Paper No. 6
Presentation Time: 9:20 AM

ECOLOGICAL NICHE SHIFTS OF MAMMALIAN SPECIES FROM THE LAST GLACIAL MAXIMUM TO PRESENT


MAGUIRE, Kaitlin Clare, Department of Integrative Biology and Museum of Paleontology, University of California Berkeley, 1101 Valley Life Science Building, Berkeley, CA 94720, kcmaguire@berkeley.edu

Understanding whether a species’ ecological niche is stable or not through time is important for interpreting the paleoecology and evolution of extinct organisms and especially for providing insights into how extant species will respond to ongoing global change. Here, I examine the ecological niches of 15 mammalian species (from Eulipotyphla, Lagomorpha, Rodentia, Carnivora and Artiodactyla) during the last glacial maximum (LGM) to their present ecological niches in order to test for niche stability through time. I focus on “environmental niche space” as opposed to traditional studies that are more concerned with modeling species distributions in geographic space. This approach allows differentiating between the environmental space, potential niche space, and realized niche space. The two key niche axes defining the niche space are mean annual temperature and mean annual precipitation. Occurrence data are from the FAUNMAP and GBIF databases. In order to make data comparable from the fossil record and the present record, I standardized sample sizes by subsampling the present realized niche space 100 times, setting sample size equal to that which defined the fossil realized niche space. Analyses performed to test for statistical power concluded that fossil sample sizes are adequate to test for niche stability and niche shifts through time.

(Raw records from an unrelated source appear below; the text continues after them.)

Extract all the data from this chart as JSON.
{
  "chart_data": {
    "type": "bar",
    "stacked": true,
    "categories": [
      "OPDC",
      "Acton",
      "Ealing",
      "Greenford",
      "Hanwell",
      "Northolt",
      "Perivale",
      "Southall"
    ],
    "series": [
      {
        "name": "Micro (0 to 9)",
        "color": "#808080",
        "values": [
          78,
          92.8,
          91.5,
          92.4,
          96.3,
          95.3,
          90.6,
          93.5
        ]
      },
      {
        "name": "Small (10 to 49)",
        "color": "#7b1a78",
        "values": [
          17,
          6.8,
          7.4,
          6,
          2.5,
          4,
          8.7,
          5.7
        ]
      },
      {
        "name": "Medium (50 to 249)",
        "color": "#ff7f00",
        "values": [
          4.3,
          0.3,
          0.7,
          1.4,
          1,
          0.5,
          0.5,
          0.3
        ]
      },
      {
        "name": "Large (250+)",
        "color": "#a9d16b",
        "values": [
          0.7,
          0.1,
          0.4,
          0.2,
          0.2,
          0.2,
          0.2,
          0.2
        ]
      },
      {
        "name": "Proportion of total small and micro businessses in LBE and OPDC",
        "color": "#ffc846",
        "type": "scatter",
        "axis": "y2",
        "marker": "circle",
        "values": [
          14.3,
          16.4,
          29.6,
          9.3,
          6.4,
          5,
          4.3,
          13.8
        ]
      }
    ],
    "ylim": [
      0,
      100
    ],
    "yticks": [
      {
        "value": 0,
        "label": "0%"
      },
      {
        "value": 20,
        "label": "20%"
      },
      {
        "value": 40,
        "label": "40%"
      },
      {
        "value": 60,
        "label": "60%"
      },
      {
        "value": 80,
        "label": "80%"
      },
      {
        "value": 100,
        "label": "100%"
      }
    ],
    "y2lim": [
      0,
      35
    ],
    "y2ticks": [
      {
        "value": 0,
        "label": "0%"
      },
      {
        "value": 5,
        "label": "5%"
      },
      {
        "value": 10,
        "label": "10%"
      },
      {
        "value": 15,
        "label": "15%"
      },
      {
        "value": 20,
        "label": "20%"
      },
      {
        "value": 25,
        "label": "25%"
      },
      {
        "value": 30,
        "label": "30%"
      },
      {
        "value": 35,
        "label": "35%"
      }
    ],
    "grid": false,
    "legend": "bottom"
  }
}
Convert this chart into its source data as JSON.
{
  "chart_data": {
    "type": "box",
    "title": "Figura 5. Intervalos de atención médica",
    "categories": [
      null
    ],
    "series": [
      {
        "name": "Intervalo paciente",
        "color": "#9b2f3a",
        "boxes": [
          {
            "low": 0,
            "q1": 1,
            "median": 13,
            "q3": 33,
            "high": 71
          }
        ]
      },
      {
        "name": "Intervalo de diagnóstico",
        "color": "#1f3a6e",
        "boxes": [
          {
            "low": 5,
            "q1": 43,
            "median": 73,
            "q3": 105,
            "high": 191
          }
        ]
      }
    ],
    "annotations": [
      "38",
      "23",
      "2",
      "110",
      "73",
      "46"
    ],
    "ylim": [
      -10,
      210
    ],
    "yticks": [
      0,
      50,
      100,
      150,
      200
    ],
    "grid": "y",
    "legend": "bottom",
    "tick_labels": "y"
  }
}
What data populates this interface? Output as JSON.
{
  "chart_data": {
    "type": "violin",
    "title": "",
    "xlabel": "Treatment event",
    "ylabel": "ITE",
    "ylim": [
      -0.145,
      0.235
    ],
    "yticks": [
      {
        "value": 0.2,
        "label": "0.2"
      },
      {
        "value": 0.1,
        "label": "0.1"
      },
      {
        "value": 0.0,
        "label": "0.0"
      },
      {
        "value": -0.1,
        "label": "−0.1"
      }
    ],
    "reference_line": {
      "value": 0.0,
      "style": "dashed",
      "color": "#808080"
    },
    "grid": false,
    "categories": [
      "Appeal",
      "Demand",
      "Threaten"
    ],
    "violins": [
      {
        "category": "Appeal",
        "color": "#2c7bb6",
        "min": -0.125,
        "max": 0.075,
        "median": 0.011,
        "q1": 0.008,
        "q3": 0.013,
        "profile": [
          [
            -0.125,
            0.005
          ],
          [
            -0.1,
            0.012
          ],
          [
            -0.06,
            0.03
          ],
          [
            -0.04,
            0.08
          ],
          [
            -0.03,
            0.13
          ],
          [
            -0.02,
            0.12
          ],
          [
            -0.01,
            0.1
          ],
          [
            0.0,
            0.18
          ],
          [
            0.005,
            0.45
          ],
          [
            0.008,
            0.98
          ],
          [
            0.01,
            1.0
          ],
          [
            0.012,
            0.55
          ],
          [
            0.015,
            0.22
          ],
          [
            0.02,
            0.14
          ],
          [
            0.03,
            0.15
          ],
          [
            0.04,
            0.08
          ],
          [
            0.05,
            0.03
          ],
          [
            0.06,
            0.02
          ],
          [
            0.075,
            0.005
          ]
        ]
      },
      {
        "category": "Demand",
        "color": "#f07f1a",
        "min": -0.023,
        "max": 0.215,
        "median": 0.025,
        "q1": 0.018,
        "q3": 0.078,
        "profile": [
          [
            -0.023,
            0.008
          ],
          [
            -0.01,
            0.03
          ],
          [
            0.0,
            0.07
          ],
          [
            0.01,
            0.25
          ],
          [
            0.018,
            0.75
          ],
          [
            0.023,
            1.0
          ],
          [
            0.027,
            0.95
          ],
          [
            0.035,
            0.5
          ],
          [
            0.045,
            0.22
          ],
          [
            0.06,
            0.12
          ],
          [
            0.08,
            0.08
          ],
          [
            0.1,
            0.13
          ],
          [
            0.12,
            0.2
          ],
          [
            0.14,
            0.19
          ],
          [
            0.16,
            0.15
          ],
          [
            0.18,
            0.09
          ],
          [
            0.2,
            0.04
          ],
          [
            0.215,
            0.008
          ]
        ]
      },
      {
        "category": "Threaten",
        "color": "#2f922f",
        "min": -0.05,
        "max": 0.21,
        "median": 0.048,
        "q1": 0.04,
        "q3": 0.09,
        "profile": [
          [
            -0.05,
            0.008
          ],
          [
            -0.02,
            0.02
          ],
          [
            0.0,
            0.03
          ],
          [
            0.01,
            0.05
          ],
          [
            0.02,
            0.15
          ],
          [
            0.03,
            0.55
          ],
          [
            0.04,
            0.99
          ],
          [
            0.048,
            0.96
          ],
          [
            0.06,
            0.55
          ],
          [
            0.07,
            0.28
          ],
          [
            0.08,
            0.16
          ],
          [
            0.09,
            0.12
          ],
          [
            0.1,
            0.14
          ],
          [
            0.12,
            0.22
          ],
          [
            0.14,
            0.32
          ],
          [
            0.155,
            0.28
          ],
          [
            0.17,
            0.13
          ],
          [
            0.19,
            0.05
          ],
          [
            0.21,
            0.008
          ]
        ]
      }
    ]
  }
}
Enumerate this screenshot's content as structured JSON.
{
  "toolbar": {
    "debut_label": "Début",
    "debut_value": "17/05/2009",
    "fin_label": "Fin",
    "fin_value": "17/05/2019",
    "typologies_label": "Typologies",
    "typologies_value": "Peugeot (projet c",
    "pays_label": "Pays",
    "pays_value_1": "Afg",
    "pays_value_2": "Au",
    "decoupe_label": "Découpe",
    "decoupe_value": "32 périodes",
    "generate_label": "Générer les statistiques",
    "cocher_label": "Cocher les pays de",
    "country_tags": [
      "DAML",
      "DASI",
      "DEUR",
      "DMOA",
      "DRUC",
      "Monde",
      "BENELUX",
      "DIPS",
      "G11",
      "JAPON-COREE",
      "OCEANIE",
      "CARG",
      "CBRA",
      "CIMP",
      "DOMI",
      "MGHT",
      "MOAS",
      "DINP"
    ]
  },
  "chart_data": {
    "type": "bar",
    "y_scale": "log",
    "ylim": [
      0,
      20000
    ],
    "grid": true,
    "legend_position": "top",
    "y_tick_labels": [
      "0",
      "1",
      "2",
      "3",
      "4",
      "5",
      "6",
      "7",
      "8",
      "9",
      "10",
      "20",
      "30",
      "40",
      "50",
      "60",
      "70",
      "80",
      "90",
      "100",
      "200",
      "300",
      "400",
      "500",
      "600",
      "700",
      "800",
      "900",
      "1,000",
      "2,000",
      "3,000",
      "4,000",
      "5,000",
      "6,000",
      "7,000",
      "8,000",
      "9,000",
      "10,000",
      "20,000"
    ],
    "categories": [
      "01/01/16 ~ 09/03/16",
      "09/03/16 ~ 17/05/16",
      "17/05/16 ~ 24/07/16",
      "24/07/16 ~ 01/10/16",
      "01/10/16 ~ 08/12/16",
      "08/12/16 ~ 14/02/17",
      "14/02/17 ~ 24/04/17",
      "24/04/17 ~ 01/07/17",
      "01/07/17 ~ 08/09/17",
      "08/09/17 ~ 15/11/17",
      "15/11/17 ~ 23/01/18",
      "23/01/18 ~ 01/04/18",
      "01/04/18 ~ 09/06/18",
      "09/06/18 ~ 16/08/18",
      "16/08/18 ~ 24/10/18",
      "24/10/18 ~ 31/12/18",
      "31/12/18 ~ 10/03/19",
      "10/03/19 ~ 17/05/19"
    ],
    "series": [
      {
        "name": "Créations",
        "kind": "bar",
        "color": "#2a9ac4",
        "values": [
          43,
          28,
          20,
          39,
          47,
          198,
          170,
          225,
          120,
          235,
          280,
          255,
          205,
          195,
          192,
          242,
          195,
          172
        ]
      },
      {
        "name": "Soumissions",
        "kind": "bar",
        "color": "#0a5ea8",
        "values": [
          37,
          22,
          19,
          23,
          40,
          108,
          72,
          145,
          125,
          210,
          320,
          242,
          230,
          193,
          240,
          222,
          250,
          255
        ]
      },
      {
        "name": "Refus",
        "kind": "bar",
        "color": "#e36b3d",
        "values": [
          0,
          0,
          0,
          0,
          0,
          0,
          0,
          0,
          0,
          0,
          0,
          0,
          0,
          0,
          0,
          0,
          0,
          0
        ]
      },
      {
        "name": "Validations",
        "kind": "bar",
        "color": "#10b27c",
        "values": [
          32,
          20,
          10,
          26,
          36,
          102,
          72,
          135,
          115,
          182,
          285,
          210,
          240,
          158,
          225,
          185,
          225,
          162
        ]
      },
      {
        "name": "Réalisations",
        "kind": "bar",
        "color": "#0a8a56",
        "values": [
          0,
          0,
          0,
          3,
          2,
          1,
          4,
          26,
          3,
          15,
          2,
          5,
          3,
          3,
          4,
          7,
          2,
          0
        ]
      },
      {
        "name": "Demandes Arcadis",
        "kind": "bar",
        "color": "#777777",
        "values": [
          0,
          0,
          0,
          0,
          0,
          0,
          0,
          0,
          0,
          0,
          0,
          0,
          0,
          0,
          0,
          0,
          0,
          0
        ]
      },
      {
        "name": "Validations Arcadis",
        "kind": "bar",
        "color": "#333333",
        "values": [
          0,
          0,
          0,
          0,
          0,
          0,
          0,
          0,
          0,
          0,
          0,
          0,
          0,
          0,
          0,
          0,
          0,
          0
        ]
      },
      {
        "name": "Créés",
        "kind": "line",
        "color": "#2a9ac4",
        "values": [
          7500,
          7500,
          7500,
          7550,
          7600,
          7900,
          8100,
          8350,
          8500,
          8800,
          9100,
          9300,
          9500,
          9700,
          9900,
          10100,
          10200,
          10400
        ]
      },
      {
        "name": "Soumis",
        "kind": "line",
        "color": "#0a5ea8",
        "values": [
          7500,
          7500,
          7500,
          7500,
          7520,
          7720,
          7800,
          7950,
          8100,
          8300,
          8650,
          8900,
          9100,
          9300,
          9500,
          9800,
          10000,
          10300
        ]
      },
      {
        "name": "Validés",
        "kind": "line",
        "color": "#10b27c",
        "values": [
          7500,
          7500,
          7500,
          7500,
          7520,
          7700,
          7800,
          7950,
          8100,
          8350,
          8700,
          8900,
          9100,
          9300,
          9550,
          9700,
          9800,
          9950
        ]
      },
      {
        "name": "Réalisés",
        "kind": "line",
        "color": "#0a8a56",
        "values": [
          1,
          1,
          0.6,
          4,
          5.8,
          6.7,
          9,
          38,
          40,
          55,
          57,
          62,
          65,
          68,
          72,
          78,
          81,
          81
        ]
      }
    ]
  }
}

Only two of the species (Sylvilagus audobonii, Thomomys bottae) I examined had LGM realized niche space within their present day realized niche space, suggesting niche stability in those cases. However, the majority of the species had LGM realized niche space either completely or partially outside their present day niche space suggesting niche shifts are common. These differences cannot be accounted for by the lack of available environmental space between the two time periods, further suggesting that the realized niche shifted for these species. Modeling that assumes niche similarity through time needs to better account for the reality that some species will occupy shifting or different environments through time, and comparisons of fossil and recent ranges is an effective way to identify those taxa.